OSFI’s New Supervisory Framework

Publication type

Our new supervisory framework for federally regulated financial institutions and pension plans will become effective in April 2024. The renewal of the supervisory framework is part of the Blueprint transformation program and will be the first comprehensive update in almost 25 years.

The supervisory framework guides our oversight of financial institutions and pension plans. Our primary goal is to protect depositors, policyholders, and pension plan members from loss. Supervision is judgment-based, and we use the framework to support the identification of risks as well as our response to those risks.

The new framework will apply to both financial institutions and pension plans and recognizes the specific nature of the different industries we regulate.

We’re modernizing the framework to keep it fit for purpose

Our current framework has served us well, but changes in the risk environment mean that it is time for an update to:

  • better capture the impact of macro-centric risks on the risk profile of regulated financial institutions and pension plans;
  • build flexibility to accommodate new business models and new risks, including non-financial risks; and
  • further leverage data and advanced analytics to promote more risk-based supervision.

Supporting our ability to take early corrective action.

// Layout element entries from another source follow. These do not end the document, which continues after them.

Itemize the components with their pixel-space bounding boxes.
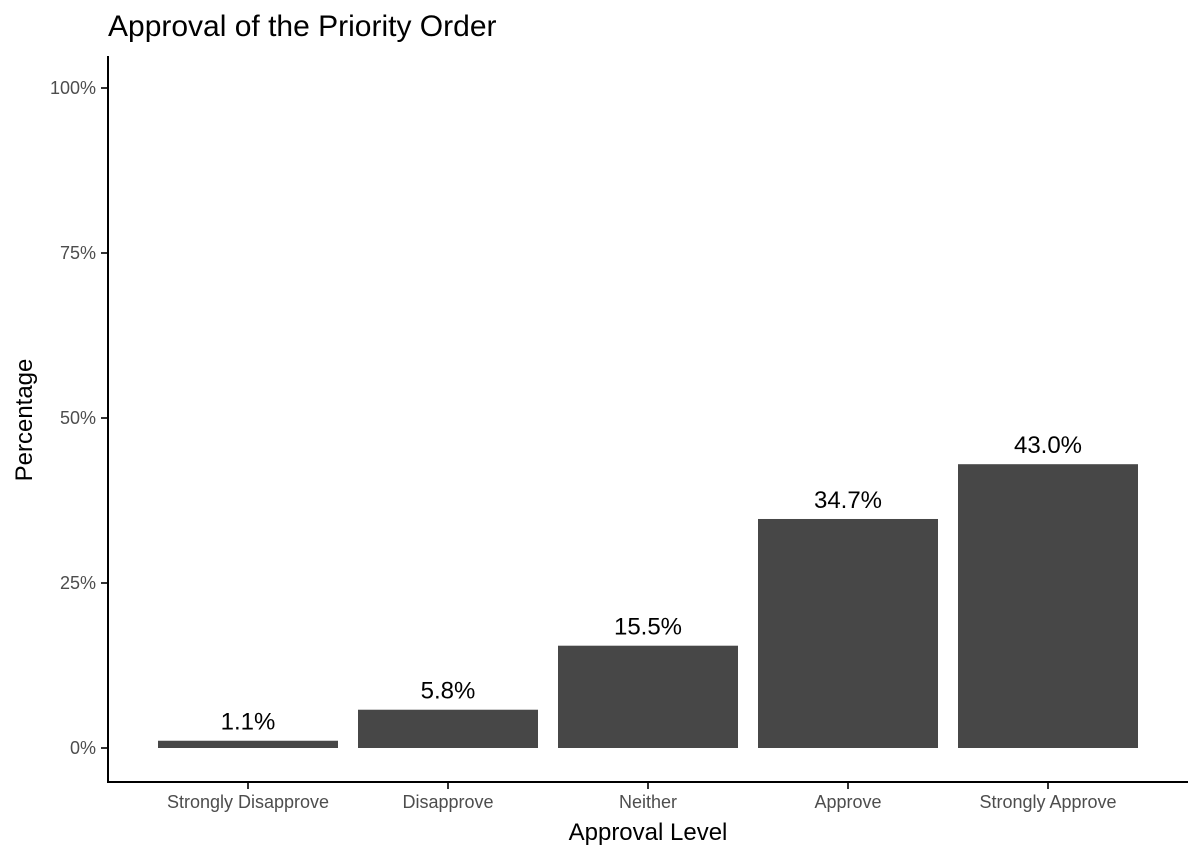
y-tick-label: 100% (50, 78, 96, 98)
data-label: 1.1% (221, 709, 276, 736)
y-tick-label: 25% (60, 573, 96, 593)
chart-title: Approval of the Priority Order (108, 10, 497, 43)
data-label: 5.8% (421, 678, 476, 705)
data-labels: 1.1% 5.8% 15.5% 34.7% 43.0% (221, 432, 1082, 736)
bar (958, 464, 1138, 748)
bar (758, 518, 938, 748)
x-tick-label: Neither (619, 792, 677, 812)
y-tick-label: 50% (60, 408, 96, 428)
bars (158, 464, 1138, 748)
bar (558, 645, 738, 748)
x-tick-label: Strongly Approve (979, 792, 1116, 812)
y-axis-title: Percentage (11, 359, 38, 482)
data-label: 34.7% (814, 487, 882, 514)
bar (158, 740, 338, 748)
data-label: 43.0% (1014, 432, 1082, 459)
y-tick-label: 75% (60, 243, 96, 263)
bar (358, 709, 538, 748)
data-label: 15.5% (614, 614, 682, 641)
x-axis: Strongly Disapprove Disapprove Neither Appr… (167, 782, 1117, 812)
x-tick-label: Strongly Disapprove (167, 792, 329, 812)
y-axis: 0% 25% 50% 75% 100% (50, 78, 108, 758)
x-tick-label: Disapprove (402, 792, 493, 812)
y-tick-label: 0% (70, 738, 96, 758)
x-axis-title: Approval Level (569, 819, 728, 846)
x-tick-label: Approve (814, 792, 881, 812)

We aim to act early to address risks that could jeopardize the public’s confidence in the soundness of the Canadian financial system. To that end, we’ve designed the new framework to respond quickly to the most serious risks and provide greater transparency to financial institutionsFootnote 1 through disclosure of:

  • a new tier rating based on size, complexity, and potential for contagion
  • a rating reflecting viability risk according to an expanded 8-point scale
  • for larger institutions, we will also include ratings of business risk, financial resilience, operational resilience and risk governance

Our intervention stage ratings will continue using the existing scale. These stage ratings will be an “anchor” to our intervention activities as other elements of the framework change.

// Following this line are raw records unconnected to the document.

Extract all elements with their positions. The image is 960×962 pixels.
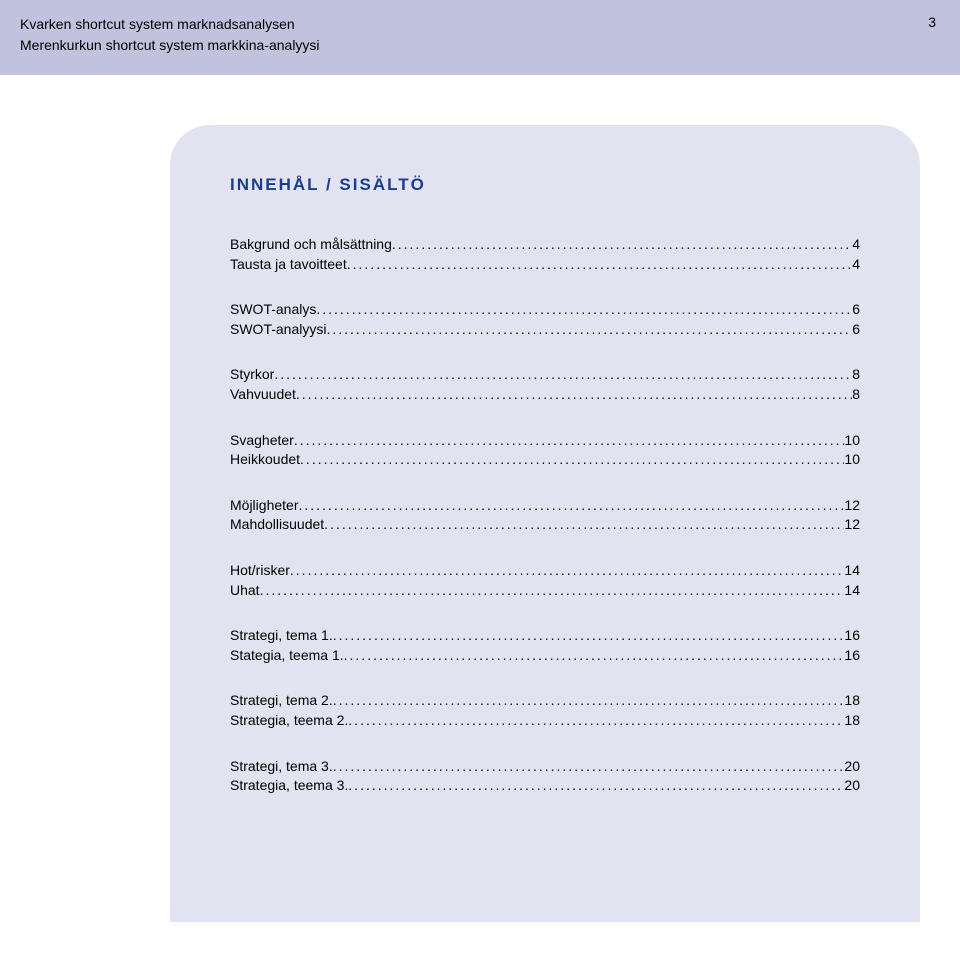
- toc-entry-page: 20: [844, 776, 860, 796]
- toc-group: Möjligheter 12 Mahdollisuudet 12: [230, 496, 860, 535]
- toc-entry-dots: [324, 515, 844, 535]
- toc-group: Svagheter 10 Heikkoudet 10: [230, 431, 860, 470]
- toc-entry-dots: [294, 431, 845, 451]
- toc-entry-label: Strategia, teema 3.: [230, 776, 348, 796]
- toc-entry-dots: [348, 711, 844, 731]
- toc-entry: Styrkor 8: [230, 365, 860, 385]
- toc-entry-label: SWOT-analys: [230, 300, 316, 320]
- toc-entry-label: Svagheter: [230, 431, 294, 451]
- toc-entry: Strategi, tema 2. 18: [230, 691, 860, 711]
- toc-group: SWOT-analys 6 SWOT-analyysi 6: [230, 300, 860, 339]
- toc-entry-page: 14: [844, 561, 860, 581]
- toc-entry-label: Styrkor: [230, 365, 274, 385]
- toc-entry: Strategi, tema 3. 20: [230, 757, 860, 777]
- toc-entry-label: Strategia, teema 2.: [230, 711, 348, 731]
- toc-entry-dots: [392, 235, 852, 255]
- toc-entry-label: Vahvuudet: [230, 385, 296, 405]
- toc-entry-dots: [296, 385, 852, 405]
- toc-entry-label: Strategi, tema 3.: [230, 757, 333, 777]
- toc-entry-page: 18: [844, 691, 860, 711]
- toc-entry-page: 8: [852, 365, 860, 385]
- toc-entry-label: Stategia, teema 1.: [230, 646, 344, 666]
- toc-entry-page: 12: [844, 496, 860, 516]
- toc-entry-page: 6: [852, 320, 860, 340]
- toc-entry-dots: [333, 757, 845, 777]
- toc-entry: SWOT-analyysi 6: [230, 320, 860, 340]
- toc-entry-page: 12: [844, 515, 860, 535]
- toc-group: Strategi, tema 2. 18Strategia, teema 2. …: [230, 691, 860, 730]
- toc-entry: Heikkoudet 10: [230, 450, 860, 470]
- toc-entry-page: 8: [852, 385, 860, 405]
- toc-entry: Uhat 14: [230, 581, 860, 601]
- toc-entry-dots: [298, 496, 844, 516]
- toc-group: Strategi, tema 1. 16Stategia, teema 1. 1…: [230, 626, 860, 665]
- toc-entry-label: Heikkoudet: [230, 450, 300, 470]
- toc-entry: Stategia, teema 1. 16: [230, 646, 860, 666]
- toc-entry-dots: [333, 691, 845, 711]
- header-title-line1: Kvarken shortcut system marknadsanalysen: [20, 14, 940, 35]
- toc-group: Bakgrund och målsättning4Tausta ja tavoi…: [230, 235, 860, 274]
- toc-entry-label: SWOT-analyysi: [230, 320, 326, 340]
- toc-entry-dots: [348, 776, 844, 796]
- toc-entry: Bakgrund och målsättning 4: [230, 235, 860, 255]
- toc-entry-page: 10: [844, 450, 860, 470]
- toc-group: Styrkor 8 Vahvuudet 8: [230, 365, 860, 404]
- toc-entry: Mahdollisuudet 12: [230, 515, 860, 535]
- toc-entry: Tausta ja tavoitteet 4: [230, 255, 860, 275]
- toc-entry-page: 14: [844, 581, 860, 601]
- toc-entry: Svagheter 10: [230, 431, 860, 451]
- header-band: Kvarken shortcut system marknadsanalysen…: [0, 0, 960, 75]
- toc-entry-dots: [274, 365, 852, 385]
- header-title: Kvarken shortcut system marknadsanalysen…: [20, 14, 940, 56]
- toc-entry-page: 16: [844, 646, 860, 666]
- toc-entry-label: Hot/risker: [230, 561, 290, 581]
- toc-entry-label: Bakgrund och målsättning: [230, 235, 392, 255]
- toc-entry: Vahvuudet 8: [230, 385, 860, 405]
- toc-entry-page: 18: [844, 711, 860, 731]
- toc-heading: INNEHÅL / SISÄLTÖ: [230, 175, 860, 195]
- toc-entry-page: 20: [844, 757, 860, 777]
- toc-body: Bakgrund och målsättning4Tausta ja tavoi…: [230, 235, 860, 796]
- toc-entry: Strategi, tema 1. 16: [230, 626, 860, 646]
- toc-entry-dots: [316, 300, 852, 320]
- toc-card: INNEHÅL / SISÄLTÖ Bakgrund och målsättni…: [170, 125, 920, 922]
- toc-entry-dots: [344, 646, 845, 666]
- toc-entry-label: Strategi, tema 1.: [230, 626, 333, 646]
- toc-entry-page: 4: [852, 235, 860, 255]
- toc-entry: Hot/risker 14: [230, 561, 860, 581]
- toc-entry-page: 10: [844, 431, 860, 451]
- toc-entry: Strategia, teema 2. 18: [230, 711, 860, 731]
- toc-group: Hot/risker 14 Uhat 14: [230, 561, 860, 600]
- header-title-line2: Merenkurkun shortcut system markkina-ana…: [20, 35, 940, 56]
- toc-entry-label: Mahdollisuudet: [230, 515, 324, 535]
- toc-entry-dots: [347, 255, 852, 275]
- toc-entry-page: 6: [852, 300, 860, 320]
- toc-entry-label: Tausta ja tavoitteet: [230, 255, 347, 275]
- toc-entry-dots: [290, 561, 845, 581]
- toc-entry-page: 16: [844, 626, 860, 646]
- toc-group: Strategi, tema 3. 20Strategia, teema 3. …: [230, 757, 860, 796]
- toc-entry: SWOT-analys 6: [230, 300, 860, 320]
- content-area: INNEHÅL / SISÄLTÖ Bakgrund och målsättni…: [0, 75, 960, 962]
- toc-entry-label: Möjligheter: [230, 496, 298, 516]
- toc-entry-label: Uhat: [230, 581, 260, 601]
- toc-entry-dots: [260, 581, 845, 601]
- toc-entry: Strategia, teema 3. 20: [230, 776, 860, 796]
- toc-entry-label: Strategi, tema 2.: [230, 691, 333, 711]
- toc-entry-dots: [326, 320, 852, 340]
- page-number: 3: [928, 14, 936, 30]
- toc-entry-dots: [333, 626, 845, 646]
- toc-entry-dots: [300, 450, 844, 470]
- toc-entry: Möjligheter 12: [230, 496, 860, 516]
- toc-entry-page: 4: [852, 255, 860, 275]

The new framework is not expected to lead to changes in intervention ratings at transition in and of itself. However, financial institutions will likely find that their ratings shift more often than in the past, as we anticipate that the new framework will be more responsive to changes in risk. This information will help institutions achieve outcomes that address supervisory concerns.

Supervisory judgment is still key.

While the risk environment is changing, the role of the supervisor stays the same and our approach is still principles-based and forward-looking.

The supervisory framework provides a structure for our risk assessment. As such, we do not conduct public consultation about changes to the framework. The development process included a study of approaches used by prudential regulators in peer jurisdictions. In developing the new framework, we also engaged with the other federal government organizations that work together to support the strength and stability of Canada’s financial system.

We’re investing in continuous improvement. This will include a post-implementation review of the new framework and holistic reviews at least once every five years.

What’s next?

We will publish more information about the new framework in early 2024. In addition, we are holding webinars for regulated financial institutions in November 2023 and for pension plan stakeholders in spring 2024. These events will describe the new framework and the rollout in more detail.

Our first webinars are being held at 1:30 p.m. EST on Thursday, November 2, 2023 and Thursday November 9, 2023. The same content will be presented at each session and the webinar is intended for regulated financial institutions. Register here.


Footnote 1

OSFI does not communicate supervisory ratings to pension plans.